Шеллинг, как и другие романтики, был уверен, что в искусстве снимается противоположность субъективного и объективного и в непосредственном, иррациональном по своей основе чувстве достигается единство, но это не может быть выражено в понятийной форме. Шеллинг в трактовке искусства опирался на убеждение романтиков в том, что искусство создается гениями – людьми особого рода, отличительной чертой которых является то, что хотя они обладают самосознанием, рациональными формами сознания, ставят перед собой определенные рациональные цели, но, как творцы художественных произведений, они выражают вместе с тем и бессознательное начало. “Художник как бы инстинктивно привносит в свое произведение помимо того, что выражено не с явным намерением, некую бесконечность, полностью раскрыть которую не способен ни один конечный рассудок” [69: 478]. Эта бесконечность и есть самое главное, самое ценное в произведениях искусства. В такой трактовке искусства действительно есть известная доля истины.

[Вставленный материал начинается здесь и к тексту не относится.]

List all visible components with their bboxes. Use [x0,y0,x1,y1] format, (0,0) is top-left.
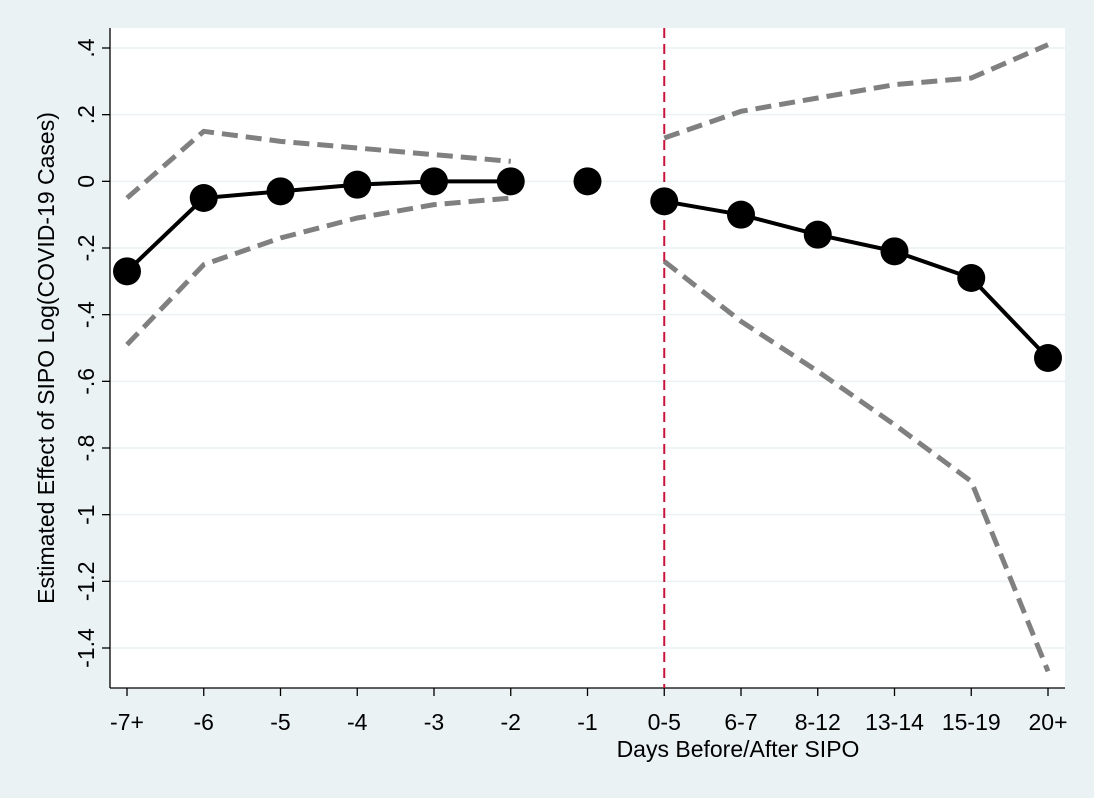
x-tick-label: -4 [347,709,368,735]
y-tick-label: -.8 [73,435,99,462]
point [496,167,525,196]
ci-line [663,42,1049,141]
plot-area [110,28,1065,688]
x-tick-label: 0-5 [648,709,681,735]
x-tick-label: -3 [424,709,444,735]
x-tick-label: 6-7 [724,709,757,735]
point [880,237,909,266]
y-tick-label: -.2 [73,235,99,262]
point [266,177,295,206]
y-axis-label: Estimated Effect of SIPO Log(COVID-19 Ca… [33,112,59,604]
x-tick-label: 20+ [1028,709,1067,735]
y-tick-label: -1 [73,504,99,524]
point [650,187,679,216]
point [113,257,141,286]
point [803,220,832,249]
point [420,167,448,196]
point [573,167,602,196]
ci-line [662,259,1051,673]
point [1034,344,1062,372]
x-tick-label: 15-19 [942,709,1001,735]
x-tick-label: -7+ [110,709,144,735]
x-tick-label: -1 [577,709,597,735]
x-axis-label: Days Before/After SIPO [617,736,860,762]
y-tick-label: .2 [73,105,99,124]
ci-line [125,128,511,200]
y-tick-label: -1.2 [73,562,99,602]
point [189,184,218,212]
ci-line [125,195,511,347]
y-tick-label: .4 [73,38,99,57]
x-tick-label: 13-14 [865,709,924,735]
point [343,170,372,199]
y-tick-label: -.6 [73,368,99,395]
x-tick-label: -5 [270,709,290,735]
x-tick-label: -2 [501,709,521,735]
y-tick-label: -1.4 [73,628,99,668]
point [957,264,986,292]
y-tick-label: 0 [73,175,99,188]
x-tick-label: 8-12 [795,709,841,735]
x-tick-label: -6 [194,709,214,735]
point [727,200,755,229]
y-tick-label: -.4 [73,301,99,328]
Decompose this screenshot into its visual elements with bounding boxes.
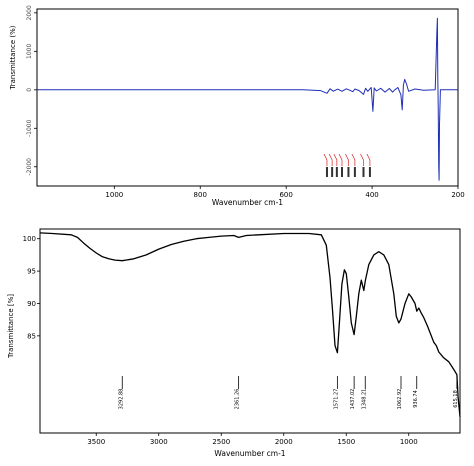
- series-line: [37, 17, 458, 181]
- y-tick-label: 0: [26, 88, 33, 92]
- peak-label-mark: [331, 167, 334, 177]
- x-tick-label: 800: [194, 191, 207, 199]
- x-tick-label: 400: [365, 191, 378, 199]
- peak-label-mark: [335, 167, 338, 177]
- peak-label-mark: [362, 167, 365, 177]
- x-tick-label: 2500: [212, 438, 230, 446]
- x-tick-label: 600: [279, 191, 292, 199]
- peak-marker: [323, 153, 328, 166]
- y-tick-label: -1000: [26, 119, 33, 137]
- x-tick-label: 1000: [400, 438, 418, 446]
- x-tick-label: 1500: [337, 438, 355, 446]
- peak-label: 3292.88: [118, 389, 124, 410]
- y-tick-label: 85: [27, 332, 36, 340]
- peak-label: 2361.26: [235, 389, 241, 410]
- x-axis-label: Wavenumber cm-1: [214, 449, 285, 458]
- x-axis-label: Wavenumber cm-1: [212, 198, 283, 207]
- x-tick-label: 200: [451, 191, 464, 199]
- y-axis-label: Transmittance [%]: [7, 294, 15, 359]
- y-tick-label: 2000: [26, 5, 33, 20]
- peak-marker: [328, 153, 333, 166]
- peak-marker: [366, 153, 371, 166]
- y-tick-label: 90: [27, 300, 36, 308]
- peak-marker: [338, 153, 343, 166]
- peak-label: 1348.21: [361, 389, 367, 410]
- y-axis-label: Transmittance (%): [9, 25, 17, 90]
- peak-label: 936.74: [413, 390, 419, 408]
- chart-top: 1000 800 600 400 200 2000 1000 0 -1000 -2000 Waven…: [9, 5, 465, 207]
- x-tick-label: 3000: [150, 438, 168, 446]
- y-tick-label: 100: [23, 235, 36, 243]
- x-tick-label: 1000: [105, 191, 123, 199]
- peak-label-mark: [325, 167, 328, 177]
- y-tick-label: -2000: [26, 158, 33, 176]
- y-tick-label: 95: [27, 268, 36, 276]
- peak-label-mark: [368, 167, 371, 177]
- peak-label-mark: [347, 167, 350, 177]
- peak-marker: [360, 153, 364, 166]
- peak-marker: [345, 153, 349, 166]
- plot-frame: [36, 8, 459, 187]
- peak-label: 615.18: [453, 390, 459, 408]
- peak-marker: [333, 153, 338, 166]
- series-line: [39, 232, 461, 417]
- x-tick-label: 3500: [87, 438, 105, 446]
- peak-label: 1062.92: [397, 389, 403, 410]
- plot-frame: [39, 228, 461, 434]
- peak-label-mark: [353, 167, 356, 177]
- peak-label: 1571.27: [333, 389, 339, 410]
- peak-marker: [351, 153, 356, 166]
- peak-label-mark: [341, 167, 344, 177]
- x-tick-label: 2000: [275, 438, 293, 446]
- peak-label: 1437.02: [350, 389, 356, 410]
- chart-bottom: 3500 3000 2500 2000 1500 1000 100 95 90 85 Wavenum…: [7, 228, 461, 458]
- y-tick-label: 1000: [26, 44, 33, 59]
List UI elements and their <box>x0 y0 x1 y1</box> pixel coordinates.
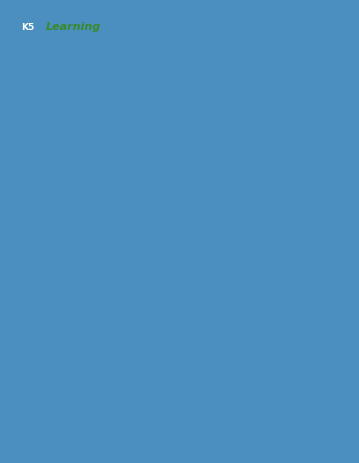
Text: 4): 4) <box>15 230 23 239</box>
Text: $5^2 \times 2^3$: $5^2 \times 2^3$ <box>27 226 69 243</box>
Text: $12^2 + (-1)^{501}$: $12^2 + (-1)^{501}$ <box>197 269 276 286</box>
Text: $0^3 \times (-9)^2$: $0^3 \times (-9)^2$ <box>27 269 88 286</box>
Text: bases: bases <box>14 64 59 78</box>
Text: 6): 6) <box>15 316 23 325</box>
Text: Online reading & math for K-5: Online reading & math for K-5 <box>14 435 129 444</box>
Text: Solve the following expressions.: Solve the following expressions. <box>14 91 160 100</box>
Text: $0^{88} + 19^{19}$: $0^{88} + 19^{19}$ <box>197 98 257 114</box>
Text: K5: K5 <box>22 22 34 31</box>
FancyBboxPatch shape <box>4 4 355 459</box>
Text: 10): 10) <box>183 273 196 282</box>
Text: $9^2 \times (-1)^3$: $9^2 \times (-1)^3$ <box>27 97 88 114</box>
Text: 9): 9) <box>183 230 191 239</box>
Text: $1^7 \times (-115)^1$: $1^7 \times (-115)^1$ <box>27 312 103 329</box>
Text: $0^{20} - (-9)^1$: $0^{20} - (-9)^1$ <box>27 183 93 200</box>
Text: Equations with exponents – including negative: Equations with exponents – including neg… <box>14 46 359 60</box>
Text: 2): 2) <box>15 144 23 153</box>
Text: 7): 7) <box>183 144 191 153</box>
Text: $2^8 + (-11)^2$: $2^8 + (-11)^2$ <box>197 183 265 200</box>
Text: Learning: Learning <box>46 22 101 32</box>
Text: Grade 6 Exponents Worksheet: Grade 6 Exponents Worksheet <box>14 81 159 90</box>
Text: 5): 5) <box>15 273 23 282</box>
Text: $0^{113} + (-8)^2$: $0^{113} + (-8)^2$ <box>197 312 268 329</box>
Text: 3): 3) <box>15 187 23 196</box>
Text: 1): 1) <box>15 101 23 110</box>
Text: www.k5learning.com: www.k5learning.com <box>265 435 345 444</box>
Text: 8): 8) <box>183 187 191 196</box>
Text: 12): 12) <box>183 316 196 325</box>
Text: $(-2)^5 + 3^2$: $(-2)^5 + 3^2$ <box>27 140 88 157</box>
Text: $6^2 \div (-3)^1$: $6^2 \div (-3)^1$ <box>197 225 258 243</box>
Text: 6): 6) <box>183 101 191 110</box>
Text: $(-222)^0 + 0^{222}$: $(-222)^0 + 0^{222}$ <box>197 140 283 157</box>
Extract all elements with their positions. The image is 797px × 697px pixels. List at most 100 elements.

Таким образом, произведения искусства по своему содержанию не исчерпываются сознательным замыслом художника. Это происходит не только потому, что выражается какое-то Божественное, по своей сути, начало, какая-то иррациональная стихия духовного порядка. Художник отражает своими средствами настоящий поток жизни. Вот это изображение реального потока жизни средствами искусства и придает значительность, содержательность художественным произведениям. У Шеллинга эта проблема мистифицируется, он выступает как теоретик иррационального искусства и, вместе с тем, иррациональной философии.
В заключение к данному параграфу подведем итоги. Если натурфилософия Шеллинга связана с той областью, где доминирует объективное начало, то те области, где доминирует субъективное, духовное начало, подробно исследуется Шеллингом в “Системе трансцендентального идеализма”. Более полное самоопределение, самообъективация, самопознание достигается интеллектом после создания вторичной природы общества. Множественность сознаний, объективность человеческого сознания создает возможность высшего раскрытия тождества субъективного с субъективным через объективизацию себя во множественности субъективностей, т.е. через объективность человеческого сознания.